Large Scale Assessments and High Stakes Decisions: Facts, Cautions and Guidelines
National Association of School Psychologists
A basic premise of standards-based reform is that all children can learn. Although some students may require more time or varied instruction, standards-based reform articulates the expectation that all students will be provided the opportunity to meet a common set of instructional goals. Shaped by legislation and challenged by research, large-scale assessment programs have generated considerable controversy and inconsistency as states and districts attempt to measure student attainment of high standards. The purpose of this document is to highlight the factors influencing large-scale assessment, summarize cautions in implementing 'high stakes' testing programs and offer some basic guidelines to policymakers and administrators.
In the 1994 reauthorization of the Elementary and Secondary Education Act (ESEA), states were required to set challenging standards for student achievement, and develop and administer assessments to measure student progress towards those standards.

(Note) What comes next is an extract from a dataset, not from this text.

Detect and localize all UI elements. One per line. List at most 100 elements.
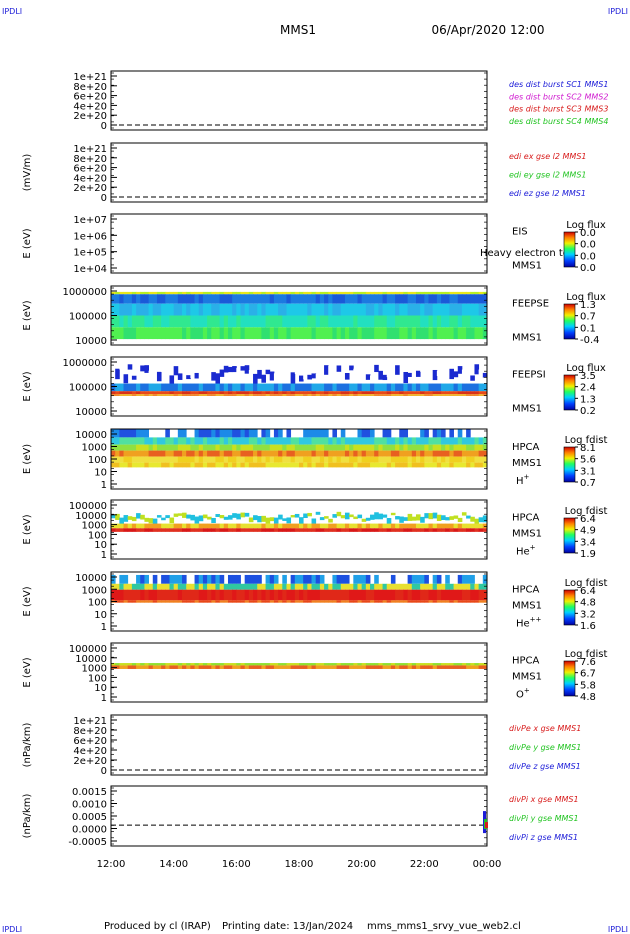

According to the National Research Council's 1999 guide ('Testing, Teaching and Learning'), the intended outcome of these requirements is higher student achievement. Mandated core components of 'standards based reform' include a) content and performance standards set for all students; b) development of tools to measure the progress of all students toward the standards; and c) accountability systems that require continuous improvement of student achievement. The 2002 reauthorization of ESEA, the No Child Left Behind Act, ups the ante for states and requires annual assessments in grades 3 through 8. It further requires states and schools to meet 'adequate yearly progress' by increasing test scores. Schools that fail to meet these goals will face a series of graduated sanctions.
Students with disabilities are specifically included in the definition of 'all' students in ESEA. Additionally, the Individuals with Disabilities Education Act (IDEA) requires states to include children with disabilities in general state and district-wide assessment programs, with appropriate accommodations where necessary, and to report annually on the participation rates, performance, and progress of students with disabilities. When students with disabilities cannot participate in testing, even with accommodations, states are required to include students using alternate assessments. Estimates of the prevalence of severe disabilities indicate that only 1-2% of all students will need to take alternate assessments.
During the past 30 years, Congress also enacted civil rights statutes to ensure equal access to a quality education for many targeted populations of students, such as students of color, economically disadvantaged students, students with disabilities, students with limited English proficiency and females (e.g., Civil Rights Act of 1965; Americans with Disabilities Act; Section 504 of the Rehabilitation Act of 1973). The focus of these statutes is on the right of all students to have an equal opportunity to achieve high academic standards as measured by appropriate assessment processes. Fairness or integrity of the assessment process is indicated by careful alignment of standards, curriculum and instruction, assessment, and opportunity to learn.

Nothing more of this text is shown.